Streaming Events from Confluent Cloud into Imply Polaris using Nifi

Imply Polaris is a fully managed database-as-a-service (DBaaS) based on Druid. It has been designed to give a hassle free experience of blazing fast OLAP, without bothering about the technical details.

One of the strengths of Druid is the ability to ingest and analyze event data in near real time, encapsulating what we used to call a Kappa Architecture in the Big Data hype period. Polaris supports this paradigm by exposing an Event Streaming REST API. But how would we connect an event stream that exists in, say, Kafka, to Polaris today?

For today’s tutorial I have set up a topic in Confluent Cloud, which generates quite a lot of simulated clickstream data.

Confluent Cloud screenshot

The data has a field called timestamp which is in seconds since Epoch, so some transformation will be needed. What we have to do:

Read data out of Confluent Cloud
Batch events up to a convenient size (not too small but less than 1 MB)
Rename the timestamp field to __time and transform it to either ISO format or milliseconds since Epoch, according to the Polaris requirements
Apply some filtering because my topic might spew out more data than we can handle

A great tool to perform all these tasks is Apache NiFi, the Swiss Army knife of streaming data integration. Today I am going to show you how to build a flow like this:

NiFi screenshot

Let’s get to work!

Prerequisites

Preparing the Polaris Table

First of all, we are going to need a target table in Polaris. The best way to create this table is to take a sample of the topic data, save it into a file and upload this file to Polaris. Create a schema and ingest the sample according to these steps. Once you have the table ready, go to the table detail page and obtain the endpoint for the Push Event API:

Get Table ID and API endpoint

Note this down - we will need it later.

Also, create an API client and token that we will use for authentication against Polaris. Make sure to extend the token’s lifespan to 1 year.
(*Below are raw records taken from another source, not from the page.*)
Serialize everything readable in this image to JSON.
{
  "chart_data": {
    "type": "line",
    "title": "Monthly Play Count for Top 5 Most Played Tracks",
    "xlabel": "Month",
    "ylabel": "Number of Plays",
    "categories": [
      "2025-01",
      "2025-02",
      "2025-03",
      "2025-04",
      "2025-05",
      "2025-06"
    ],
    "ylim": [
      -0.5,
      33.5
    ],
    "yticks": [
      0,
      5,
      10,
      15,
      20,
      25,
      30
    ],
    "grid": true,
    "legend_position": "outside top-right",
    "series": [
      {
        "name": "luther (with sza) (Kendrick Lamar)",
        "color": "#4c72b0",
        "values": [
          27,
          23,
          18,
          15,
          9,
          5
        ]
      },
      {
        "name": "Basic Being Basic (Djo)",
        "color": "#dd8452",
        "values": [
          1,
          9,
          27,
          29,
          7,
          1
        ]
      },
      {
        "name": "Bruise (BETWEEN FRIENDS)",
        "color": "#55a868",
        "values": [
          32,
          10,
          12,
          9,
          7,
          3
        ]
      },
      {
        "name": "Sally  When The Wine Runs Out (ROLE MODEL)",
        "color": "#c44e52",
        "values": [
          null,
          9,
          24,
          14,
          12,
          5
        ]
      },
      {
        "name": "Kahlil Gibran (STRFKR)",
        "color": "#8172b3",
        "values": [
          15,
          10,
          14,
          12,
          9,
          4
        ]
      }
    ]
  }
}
You can download the API token in the API Client GUI of Polaris:

Polaris Auth GUI

Preparing Confluent Cloud

You will also need:

you Kafka endpoint URL (Broker URL) from Confluent Cloud
a service account that will have access to your Kafka topic
a Kafka API key and secret associated with that service account
a consumer group ID that you can choose freely, but …
you need to create an ACL for your consumer group in Confluent Cloud to give your service account read access to that consumer group.

I’ve covered this in a bit more detail in my post about Confluent Cloud integration with Druid.

Components of the NiFi Flow

Controller Services

I am using Nifi 1.15.3 for this tutorial, and I am going to make use of Record processors. Each Record processor needs a Record Reader and a Record Writer. Since we are going to read whatever JSON we get at every stage, the Record Reader is generally just going to be a JsonTreeReader with the default configuration.

For the Record Writer, consider that Polaris expects data to arrive in ndjson format (1 JSON object per line). This is conveniently achieved using a JsonRecordSetWriter, by setting the Output Grouping attribute to One Line Per Object:

Record Writer Configuration

If you don’t do this, the output will be a JSON array and Polaris will not be happy.

Kafka Consumer

You need to set:

the broker URL
the Record Reader and Writer (see above)
the Consumer Group ID (the one you picked earlier)
the security protocol (SASL_SSL / PLAIN)
username and password are your Kafka API key and secret
SSL Context Service, create one pointing to the truststore of your JVM (format is JKS and password is “changeit”)
Max Poll records, estimate it such that you don’t consume more than 1 MB in one go

Here are my settings:

Kafka 1

Kafka 2

Auto-terminate all relationships except success, which will go on into the merge processor.

Merge Records

We want to batch up data for scalability, so let’s insert a MergeRecord processor:

MergeRecord

Transform

We are going to use a QueryRecord processor to transform our JSON data using SQL. This achieves three things:

Creates a new field __time
Populates that field with a millisecond timestamp
Uses a simple modulo rule on the session ID field sid to reduce the data volume by a factor of 10

QueryRecord

One notice here: With this setup, sometimes the result of the transform query might be empty. In this case the processor will display an error message about cursor position and route the original FlowFile to the failure relationship. This is not really an error, I am currently ignoring it.

Push Events to the API

REST calls in NiFi are made using the InvokeHTTP processor. We need:

the API endpoint URL from above
Method will be POST
Set Content-Type to application/json
Authorization should be Bearer and the literal value of your API token

HTTP 1

HTTP 2

InvokeHTTP has quite a bunch of relationships, most of which we will auto-terminate. Notable is No Retry, which would catch any batch that is too big. Conversely, the retry relationship catches any transient failures (typically a 503 error). These, we throttle using ControlRate:

ControlRate

and regurgitate afterwards.

Result

Here’s the final result in Polaris:

Pivot

Learnings

Imply Polaris currently supports event streaming through a Push API.
Apache NiFi is a very flexible tool that can connect a Kafka stream to the Polaris Push API.
NiFi’s record processors make preprocessing and filtering easy.